Daily Devotion for August 20, 2014
Our Father, who art in heaven, hallowed be thy name. Thy kingdom come; Thy will be done, on earth as it is in heaven. Give us this day our daily bread, and forgive us our trespasses, as we forgive those who trespass against us. And lead us not into temptation, but deliver us from evil.
For Thine is the kingdom, and the power, and the glory, forever and ever.
The lyrics for Christ Tomlin's moving song are in the video. It is sort of a modern-day version of the hymn I Need Thee Every Hour.
Prayer for Morning
Thou awakest us to delight in Thy praises; for Thou madest us for Thyself, and our heart is restless, until it repose in Thee.
Prayer for Renewal
O Heavenly Father, who for our redemption gave your only-begotten Son to the death of the cross, and by his glorious resurrection delivered us from the power of our enemy: Grant me so to die daily to sin, that I may evermore live with him in the joy of his resurrection. Stir up in your Church that Spirit of adoption which is given to us in Baptism, that we, being renewed both in body and mind, may worship you in sincerity and truth; through Jesus Christ your Son our Lord, who lives and reigns with you and the Holy Spirit, one God, now and for ever.
To Be Powerless
Lord Christ, may all of my expectations be frustrated. May all of my plans be thwarted. May all of my desires be withered into nothingness, that I may experience the powerlessness and poverty of a child, and sing and dance and pray utterly in the love of God the Father, the Son, and the Spirit.
[May I find God in my utter helplessness.]
Oh Lord Jesus Christ, who said to your apostles, “Peace I leave with you, my peace I give unto you”; I pray that I and your whole church, the body of all faithful people, will know your peace, and live in harmony and unity, one with another, in accordance with your wishes. This I pray to you, who lives and reigns forever.
Think of the day ahead in terms of God with you, and visualize health, strength, guidance, purity, calm confidence, and victory as the gifts of His presence.

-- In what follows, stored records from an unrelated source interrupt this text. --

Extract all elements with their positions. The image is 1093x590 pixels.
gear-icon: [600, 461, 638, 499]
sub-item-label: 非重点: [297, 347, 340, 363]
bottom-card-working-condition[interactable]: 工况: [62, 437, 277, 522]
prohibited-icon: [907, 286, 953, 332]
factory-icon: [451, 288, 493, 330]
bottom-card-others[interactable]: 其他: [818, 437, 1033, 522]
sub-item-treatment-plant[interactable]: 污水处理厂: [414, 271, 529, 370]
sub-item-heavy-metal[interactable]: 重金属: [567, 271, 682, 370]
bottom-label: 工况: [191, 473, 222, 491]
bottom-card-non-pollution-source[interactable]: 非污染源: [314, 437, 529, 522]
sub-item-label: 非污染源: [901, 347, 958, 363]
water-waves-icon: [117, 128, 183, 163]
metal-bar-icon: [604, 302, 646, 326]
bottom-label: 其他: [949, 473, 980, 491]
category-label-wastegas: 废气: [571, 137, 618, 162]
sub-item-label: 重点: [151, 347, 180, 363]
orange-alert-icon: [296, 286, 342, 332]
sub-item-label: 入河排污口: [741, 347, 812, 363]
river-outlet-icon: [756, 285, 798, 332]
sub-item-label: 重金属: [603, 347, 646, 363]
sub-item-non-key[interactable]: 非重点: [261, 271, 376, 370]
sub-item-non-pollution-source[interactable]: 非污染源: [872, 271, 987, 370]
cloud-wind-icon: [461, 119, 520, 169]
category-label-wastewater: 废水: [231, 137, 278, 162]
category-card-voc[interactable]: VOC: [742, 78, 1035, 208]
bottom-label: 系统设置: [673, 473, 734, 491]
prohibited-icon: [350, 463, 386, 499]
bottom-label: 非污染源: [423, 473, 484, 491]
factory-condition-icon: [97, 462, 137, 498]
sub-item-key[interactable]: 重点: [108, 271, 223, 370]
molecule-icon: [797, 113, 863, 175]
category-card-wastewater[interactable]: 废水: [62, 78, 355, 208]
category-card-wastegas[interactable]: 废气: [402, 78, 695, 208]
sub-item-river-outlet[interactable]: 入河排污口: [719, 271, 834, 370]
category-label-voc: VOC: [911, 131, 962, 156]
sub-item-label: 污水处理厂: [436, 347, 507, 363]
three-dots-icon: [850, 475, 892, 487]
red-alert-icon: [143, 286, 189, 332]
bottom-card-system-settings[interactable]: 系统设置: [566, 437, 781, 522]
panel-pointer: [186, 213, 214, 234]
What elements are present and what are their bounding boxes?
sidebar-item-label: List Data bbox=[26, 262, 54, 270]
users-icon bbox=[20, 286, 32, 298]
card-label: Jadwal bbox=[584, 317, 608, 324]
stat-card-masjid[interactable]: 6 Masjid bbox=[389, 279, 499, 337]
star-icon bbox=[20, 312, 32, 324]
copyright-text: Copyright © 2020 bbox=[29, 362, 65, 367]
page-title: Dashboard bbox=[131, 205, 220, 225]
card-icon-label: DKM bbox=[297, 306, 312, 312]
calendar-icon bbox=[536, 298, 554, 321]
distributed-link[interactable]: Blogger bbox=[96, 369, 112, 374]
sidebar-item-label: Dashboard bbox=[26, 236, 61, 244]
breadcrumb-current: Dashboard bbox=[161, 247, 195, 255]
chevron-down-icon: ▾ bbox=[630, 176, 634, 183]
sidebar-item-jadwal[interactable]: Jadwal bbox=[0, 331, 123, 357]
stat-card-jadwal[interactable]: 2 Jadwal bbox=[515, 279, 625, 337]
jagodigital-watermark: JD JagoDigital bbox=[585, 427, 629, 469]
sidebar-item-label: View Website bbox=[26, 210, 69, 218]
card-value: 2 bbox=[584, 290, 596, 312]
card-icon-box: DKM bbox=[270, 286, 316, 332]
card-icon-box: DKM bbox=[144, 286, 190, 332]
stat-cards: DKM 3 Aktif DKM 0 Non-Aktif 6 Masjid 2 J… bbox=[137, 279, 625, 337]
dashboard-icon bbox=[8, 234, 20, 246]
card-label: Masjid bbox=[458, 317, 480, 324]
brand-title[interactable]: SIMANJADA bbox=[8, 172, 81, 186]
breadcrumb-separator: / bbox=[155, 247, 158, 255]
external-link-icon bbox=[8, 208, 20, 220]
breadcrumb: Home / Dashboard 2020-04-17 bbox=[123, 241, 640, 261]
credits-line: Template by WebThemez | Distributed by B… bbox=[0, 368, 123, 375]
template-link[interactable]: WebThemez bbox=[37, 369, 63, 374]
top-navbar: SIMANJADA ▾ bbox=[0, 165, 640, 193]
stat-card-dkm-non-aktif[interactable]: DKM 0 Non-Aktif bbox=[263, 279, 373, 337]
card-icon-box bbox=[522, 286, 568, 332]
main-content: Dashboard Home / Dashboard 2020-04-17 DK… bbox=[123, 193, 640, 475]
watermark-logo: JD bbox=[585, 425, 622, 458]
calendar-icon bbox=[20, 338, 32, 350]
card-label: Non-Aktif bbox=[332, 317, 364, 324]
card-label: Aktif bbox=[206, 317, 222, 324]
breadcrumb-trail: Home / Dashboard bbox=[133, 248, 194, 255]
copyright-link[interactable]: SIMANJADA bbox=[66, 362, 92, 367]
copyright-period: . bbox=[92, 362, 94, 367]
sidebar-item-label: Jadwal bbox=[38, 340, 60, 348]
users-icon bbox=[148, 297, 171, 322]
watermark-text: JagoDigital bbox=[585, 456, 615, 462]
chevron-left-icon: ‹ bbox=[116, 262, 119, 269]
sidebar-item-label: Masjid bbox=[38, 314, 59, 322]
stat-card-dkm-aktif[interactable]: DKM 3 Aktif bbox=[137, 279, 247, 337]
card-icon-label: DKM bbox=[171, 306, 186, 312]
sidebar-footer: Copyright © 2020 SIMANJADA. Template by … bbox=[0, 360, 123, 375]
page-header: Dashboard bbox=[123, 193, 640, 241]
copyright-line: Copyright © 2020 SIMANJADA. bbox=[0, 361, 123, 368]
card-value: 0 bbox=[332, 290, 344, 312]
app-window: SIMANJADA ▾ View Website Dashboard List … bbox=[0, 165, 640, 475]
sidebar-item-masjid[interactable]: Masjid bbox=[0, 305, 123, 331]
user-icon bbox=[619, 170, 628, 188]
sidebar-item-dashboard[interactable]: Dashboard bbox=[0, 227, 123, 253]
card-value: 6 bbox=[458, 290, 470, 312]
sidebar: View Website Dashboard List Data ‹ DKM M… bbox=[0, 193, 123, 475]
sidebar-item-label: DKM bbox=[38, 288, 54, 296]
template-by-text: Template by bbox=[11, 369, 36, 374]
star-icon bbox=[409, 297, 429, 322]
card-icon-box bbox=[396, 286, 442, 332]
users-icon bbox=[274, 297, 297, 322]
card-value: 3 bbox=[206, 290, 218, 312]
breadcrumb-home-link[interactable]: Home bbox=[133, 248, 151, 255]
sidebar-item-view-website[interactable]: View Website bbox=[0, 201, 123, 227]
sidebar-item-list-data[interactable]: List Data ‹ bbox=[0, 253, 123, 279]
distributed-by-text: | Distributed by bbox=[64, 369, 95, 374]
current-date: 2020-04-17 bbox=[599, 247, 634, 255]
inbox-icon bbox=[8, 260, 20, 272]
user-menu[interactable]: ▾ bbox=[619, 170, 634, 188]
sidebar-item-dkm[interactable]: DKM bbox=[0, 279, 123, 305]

He Himself is the fuel our spirits were designed to burn, or the food our spirits were designed to feed on. There is no other.
~ C S Lewis
For the Chief Musician. A Psalm of David.
How long, O Lord? Will you forget me forever?
How long will you hide your face from me?
How long will I have to take counsel in my own soul,
having sorrow in my heart all the day?
How long will my enemy be honored over me?
Consider and answer me, O Lord my God:
Lighten my eyes,
lest I sleep the sleep of death;
Lest my enemy say, I have prevailed against him;
Lest my adversaries rejoice at my tears.
I have trusted in your loving kindness;
My heart will rejoice in your salvation.
I will sing unto Jehovah,
Because he has regarded me with generosity.
Notes on the Scripture
This is one of the most clearly “musical” psalms. It very much in the style of David, with two clearly divided phrases in each line, which are related in some way: the second might restate or amplify the first (as in line one), or might have a causal relationship (as in the last line).
Psalm 13 is divided in three distinct parts. The first lines bewail God's absence in the singer's life, and the terrible consequences. This is something many people feel at some point in their lives, especially after a time of great earthly loss. The second division is a prayer of supplication, for God to stop hiding from the psalmist and give him relief. The final lines rejoice in God's gifts and reaffirm the poet's devotion and thanks. Thus the feeling expressed is a movement from desperation to hope and thanks, something that many of us have experienced in our prayer.
Who of us has not felt that God has hidden His face from him? We might even cast blame on God when things are going badly. It is a common temptation, when trouble lasts long, to think that it will last always.
But God allows us to suffer no more than He himself, for Christ was beaten bloody and tortured to death. What will we ever suffer that is worse? Thereafter, God's most faithful children suffered likewise, and all of the apostles except John were beaten, stoned, imprisoned, murdered. They also lived lives of poverty; they were the equivalent of modern minimum wage earners.
We let life and society raise our expectations, and then we blame God when they are not met. And yet, this is the very time to strengthen our faith. “Those who have long been without joy,” said Matthew Henry, “begin to be without hope.” Yet, we know that life will deal us terrible blows; our faith not that we will avoid sorrow, but that we will overcome it. Life is a trial. It is a test of our resolved to find God and eternal life.
Thus, says the Psalmist, I will trust in God and rejoice at my salvation — for it is faith that will sustain us through any ordeal we may face, if we only hold fast. Life itself is a gift from God, and nothing that is taken was not first given.